Se l’Italia dei nodi
butta via il pettine

Il 2016 in termini economici non poteva iniziare peggio. Gli spostamenti monetari a livello mondiale hanno influito pesantemente sui riequilibri valutari e sui mercati finanziari. Nemmeno il tempo di salutare un anno, quello passato, di riavvio di una seppur minima crescita del PIL e dei consumi ed ecco presentarsi il nuovo con un forte richiamo alla realtà. Che vuol dire almeno due cose. La prima è che i nostri destini di Paese europeo sono appesi a quelli mondiali e su questa scala anche l’Europa rischia di non essere forte a sufficienza. Anzi, appare in difficoltà sul piano istituzionale e sociale prima ancora che economico.

La seconda è che l’Italia ha ancora tutti i suoi problemi davanti. Il 2015 è stato per un Paese trasformatore e indebitato come il nostro, un anno con i «pianeti allineati»: basso costo delle materie prime, tassi di interesse nulli, moneta debole. Tutto ciò ha generato una crescita del Pil dello 0,8%, un nuovo record per il debito pubblico e una minore disoccupazione non accompagnata ancora, tuttavia, da un aumento del numero di nuovi occupati. La sfida per l’Italia insomma inizia ora e faremmo bene a guardare la realtà in tutta la sua crudezza, sempre con ottimismo ma senza farsi illusioni. Propongo al riguardo tre riflessioni tratte dai dati pubblicati nei primi giorni del nuovo anno.

1) Il fabbisogno dello Stato (la differenza tra uscite ed entrate) nel 2015 è sceso da 75 a 60 miliardi di euro. Una buona notizia rispetto all’anno prima anche se resta ragguardevole e si aggiunge al debito pubblico esistente. Se si guarda con maggiore dettaglio si vede, però, che la diminuzione è dovuta in prevalenza all’effetto combinato di maggiori incassi fiscali e minori interessi sul debito pubblico. Si tratta quindi di maggiore tassazione (l’evasione è ancora alta come ha sottolineato il Capo dello Stato nel suo messaggio di fine anno) e minori oneri; quest’ultimi sono il risultato delle politiche della Banca Centrale Europea. Se ne deduce che la montagna di spesa corrente non è diminuita.

2) La produzione industriale è stimata nel 2015 in crescita dell’1,9% sul 2014. Anche questa è una buona notizia, dopo anni nei quali abbiamo perso così tanto che oggi l’indice è ancora minore di oltre il 20% rispetto a quello precedente la crisi del 2008. Nel dettaglio, però, si vede come la crescita dell’anno passato sia tutta ascrivibile a un settore, quello automobilistico. Si tratta di un campo importante ovviamente, soprattutto per le componenti di filiera per molte delle nostre imprese. Ma il resto è fermo, non c’è recupero strutturale malgrado le eccezionali condizioni macroeconomiche.

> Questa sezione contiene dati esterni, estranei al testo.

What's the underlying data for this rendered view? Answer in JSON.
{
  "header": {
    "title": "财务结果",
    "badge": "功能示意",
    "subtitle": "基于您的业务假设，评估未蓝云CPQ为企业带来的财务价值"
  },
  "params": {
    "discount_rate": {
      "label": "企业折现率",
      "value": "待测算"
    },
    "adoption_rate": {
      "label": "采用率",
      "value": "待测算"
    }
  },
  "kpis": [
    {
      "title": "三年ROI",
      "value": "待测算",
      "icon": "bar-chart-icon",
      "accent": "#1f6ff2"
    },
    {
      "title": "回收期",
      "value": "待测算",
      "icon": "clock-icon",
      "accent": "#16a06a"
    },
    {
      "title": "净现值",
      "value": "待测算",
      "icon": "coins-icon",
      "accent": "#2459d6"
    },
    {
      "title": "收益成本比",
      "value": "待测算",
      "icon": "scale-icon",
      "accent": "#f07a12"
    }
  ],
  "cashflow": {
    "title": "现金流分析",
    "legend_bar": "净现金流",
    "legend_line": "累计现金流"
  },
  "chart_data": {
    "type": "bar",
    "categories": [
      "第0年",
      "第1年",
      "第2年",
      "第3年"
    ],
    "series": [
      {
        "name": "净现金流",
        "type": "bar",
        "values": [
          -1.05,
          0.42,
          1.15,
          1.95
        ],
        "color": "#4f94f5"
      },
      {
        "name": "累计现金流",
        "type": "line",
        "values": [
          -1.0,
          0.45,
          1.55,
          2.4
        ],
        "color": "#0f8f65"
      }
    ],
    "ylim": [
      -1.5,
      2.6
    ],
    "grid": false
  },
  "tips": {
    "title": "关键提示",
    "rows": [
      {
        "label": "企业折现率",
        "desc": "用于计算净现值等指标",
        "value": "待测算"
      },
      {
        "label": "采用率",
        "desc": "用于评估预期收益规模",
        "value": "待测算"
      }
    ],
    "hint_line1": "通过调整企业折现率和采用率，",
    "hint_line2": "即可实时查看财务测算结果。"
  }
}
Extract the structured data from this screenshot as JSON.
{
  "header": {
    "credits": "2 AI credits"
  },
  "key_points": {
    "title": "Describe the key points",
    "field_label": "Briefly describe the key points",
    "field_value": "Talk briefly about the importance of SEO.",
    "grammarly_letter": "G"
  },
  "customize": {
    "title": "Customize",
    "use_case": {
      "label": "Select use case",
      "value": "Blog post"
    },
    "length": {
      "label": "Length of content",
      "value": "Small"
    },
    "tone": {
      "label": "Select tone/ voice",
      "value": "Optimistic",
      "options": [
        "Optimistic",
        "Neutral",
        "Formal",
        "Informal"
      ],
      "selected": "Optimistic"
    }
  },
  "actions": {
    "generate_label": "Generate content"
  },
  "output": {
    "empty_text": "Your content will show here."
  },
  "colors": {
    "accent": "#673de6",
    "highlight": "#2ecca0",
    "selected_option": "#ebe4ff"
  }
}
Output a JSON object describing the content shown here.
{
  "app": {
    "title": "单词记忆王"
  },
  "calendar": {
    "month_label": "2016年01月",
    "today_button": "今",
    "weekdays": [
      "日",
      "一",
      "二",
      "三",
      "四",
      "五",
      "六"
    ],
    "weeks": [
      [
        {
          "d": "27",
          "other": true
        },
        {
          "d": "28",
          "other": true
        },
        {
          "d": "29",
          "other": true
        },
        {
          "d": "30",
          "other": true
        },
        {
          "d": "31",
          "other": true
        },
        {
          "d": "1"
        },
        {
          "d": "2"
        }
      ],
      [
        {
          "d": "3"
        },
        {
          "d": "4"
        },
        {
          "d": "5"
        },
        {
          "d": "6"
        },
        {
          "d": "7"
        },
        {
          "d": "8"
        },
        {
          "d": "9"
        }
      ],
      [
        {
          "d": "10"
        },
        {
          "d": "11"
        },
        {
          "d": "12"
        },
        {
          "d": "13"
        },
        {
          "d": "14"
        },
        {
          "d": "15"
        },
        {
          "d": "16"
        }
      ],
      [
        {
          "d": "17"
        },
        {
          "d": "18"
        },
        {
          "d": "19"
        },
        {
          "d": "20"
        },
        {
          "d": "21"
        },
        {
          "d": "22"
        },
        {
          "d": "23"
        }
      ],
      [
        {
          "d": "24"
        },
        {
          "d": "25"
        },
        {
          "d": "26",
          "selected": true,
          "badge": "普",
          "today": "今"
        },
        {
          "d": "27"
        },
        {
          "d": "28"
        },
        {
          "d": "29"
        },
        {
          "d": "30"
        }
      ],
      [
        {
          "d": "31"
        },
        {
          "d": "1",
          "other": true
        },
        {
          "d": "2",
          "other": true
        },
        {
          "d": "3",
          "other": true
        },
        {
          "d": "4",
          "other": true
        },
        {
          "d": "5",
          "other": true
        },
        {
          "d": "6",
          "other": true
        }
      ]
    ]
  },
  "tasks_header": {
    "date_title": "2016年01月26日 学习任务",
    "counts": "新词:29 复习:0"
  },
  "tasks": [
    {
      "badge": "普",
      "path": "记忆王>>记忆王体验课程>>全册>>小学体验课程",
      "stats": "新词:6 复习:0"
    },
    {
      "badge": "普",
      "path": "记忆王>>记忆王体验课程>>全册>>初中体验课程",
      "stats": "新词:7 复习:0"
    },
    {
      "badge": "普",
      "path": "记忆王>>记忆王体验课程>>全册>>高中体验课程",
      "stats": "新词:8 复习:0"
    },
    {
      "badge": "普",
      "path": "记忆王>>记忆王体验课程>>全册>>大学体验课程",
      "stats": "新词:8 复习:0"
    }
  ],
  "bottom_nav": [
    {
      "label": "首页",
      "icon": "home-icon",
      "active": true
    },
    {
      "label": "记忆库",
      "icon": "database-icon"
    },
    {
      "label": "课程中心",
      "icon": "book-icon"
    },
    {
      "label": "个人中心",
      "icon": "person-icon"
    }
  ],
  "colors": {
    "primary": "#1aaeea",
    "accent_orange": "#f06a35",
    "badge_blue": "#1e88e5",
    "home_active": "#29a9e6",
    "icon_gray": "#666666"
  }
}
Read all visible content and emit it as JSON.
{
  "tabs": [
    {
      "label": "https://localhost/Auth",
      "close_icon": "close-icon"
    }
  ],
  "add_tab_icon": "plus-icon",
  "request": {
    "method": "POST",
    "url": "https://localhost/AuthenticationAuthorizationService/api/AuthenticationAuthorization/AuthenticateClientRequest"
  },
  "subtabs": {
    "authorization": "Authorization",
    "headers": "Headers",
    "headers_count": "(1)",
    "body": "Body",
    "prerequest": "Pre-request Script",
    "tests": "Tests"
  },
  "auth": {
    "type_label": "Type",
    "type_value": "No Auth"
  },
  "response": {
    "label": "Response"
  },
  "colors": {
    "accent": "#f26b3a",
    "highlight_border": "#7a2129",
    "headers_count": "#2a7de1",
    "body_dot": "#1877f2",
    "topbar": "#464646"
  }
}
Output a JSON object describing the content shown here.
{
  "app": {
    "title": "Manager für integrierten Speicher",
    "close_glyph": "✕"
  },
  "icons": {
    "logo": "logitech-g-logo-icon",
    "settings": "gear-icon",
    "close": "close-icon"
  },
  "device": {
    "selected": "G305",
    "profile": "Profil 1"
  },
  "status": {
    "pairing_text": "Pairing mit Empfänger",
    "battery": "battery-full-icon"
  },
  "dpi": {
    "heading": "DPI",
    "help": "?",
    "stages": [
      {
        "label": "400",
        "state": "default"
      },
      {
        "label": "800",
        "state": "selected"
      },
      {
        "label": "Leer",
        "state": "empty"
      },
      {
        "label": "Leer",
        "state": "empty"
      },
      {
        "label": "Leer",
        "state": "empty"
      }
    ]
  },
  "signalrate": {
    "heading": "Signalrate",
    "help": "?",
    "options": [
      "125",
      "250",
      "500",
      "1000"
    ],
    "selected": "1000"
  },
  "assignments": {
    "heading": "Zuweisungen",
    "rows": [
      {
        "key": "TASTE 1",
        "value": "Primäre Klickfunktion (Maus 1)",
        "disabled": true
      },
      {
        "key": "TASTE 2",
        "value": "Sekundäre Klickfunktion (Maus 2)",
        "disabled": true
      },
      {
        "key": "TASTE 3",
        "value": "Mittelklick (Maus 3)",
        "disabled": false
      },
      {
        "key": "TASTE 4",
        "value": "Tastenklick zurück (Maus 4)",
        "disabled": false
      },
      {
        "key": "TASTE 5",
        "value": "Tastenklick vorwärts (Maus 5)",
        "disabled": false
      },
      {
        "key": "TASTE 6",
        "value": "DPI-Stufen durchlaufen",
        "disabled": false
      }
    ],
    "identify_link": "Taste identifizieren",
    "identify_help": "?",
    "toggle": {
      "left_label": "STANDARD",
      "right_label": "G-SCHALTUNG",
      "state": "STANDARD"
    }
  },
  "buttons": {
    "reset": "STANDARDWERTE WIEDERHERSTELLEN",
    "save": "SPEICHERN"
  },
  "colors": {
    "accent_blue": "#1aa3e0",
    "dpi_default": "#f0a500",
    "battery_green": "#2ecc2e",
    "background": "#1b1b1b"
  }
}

3) Il Ministero dello Sviluppo Economico ha avviato la procedura di vendita dell’Ilva, una grande azienda nel Mezzogiorno d’Italia. Anche questa terza è una buona notizia se si riesce a trovare il giusto equilibrio tra tutela dell’ambiente e mercato. Tuttavia, la produzione italiana di acciaio è scesa nel 2015 a 20 mln di tonnellate contro i 28 del 2011; una riduzione di quasi il 30% che declassa il nostro Paese rispetto ad altri in Europa.

Altri esempi come questi potrebbero aggiungersi, primo fra tutti il nodo delle sofferenze bancarie che vale oggi 200 miliardi di euro, più della capitalizzazione di Borsa delle banche interessate.

Cosa dire dunque in sintesi. La mia opinione è semplice: da un lato il mondo si avvia verso una stagione di forti turbolenze politiche, sociali ed economiche e non mancheranno le sorprese almeno fino alle elezioni americane. Dall’altro il nostro Paese deve risolvere ancora tutti i suoi grandi problemi.

La pubblicità di un tempo recitava: non serve un pennello grande, serve un grande pennello. Ecco non servono finanziarie di correzione, serve una finanziaria «di legislatura», nel senso di capacità di cambiare veramente corso, più per incisività che per durata. Altrimenti resteremo un Paese ad alto rischio e per mettere a posto le cose dovremo solo attendere qualche evento che si abbatterà sul potere di acquisto e sul risparmio degli italiani (e delle categorie più deboli in particolare). A quel punto ci pentiremo di aver trattenuto, come ora, il fiato e di non aver preso per tempo l’amara medicina. Confidiamo quindi che non si venga ai nodi semplicemente perché si getta il pettine.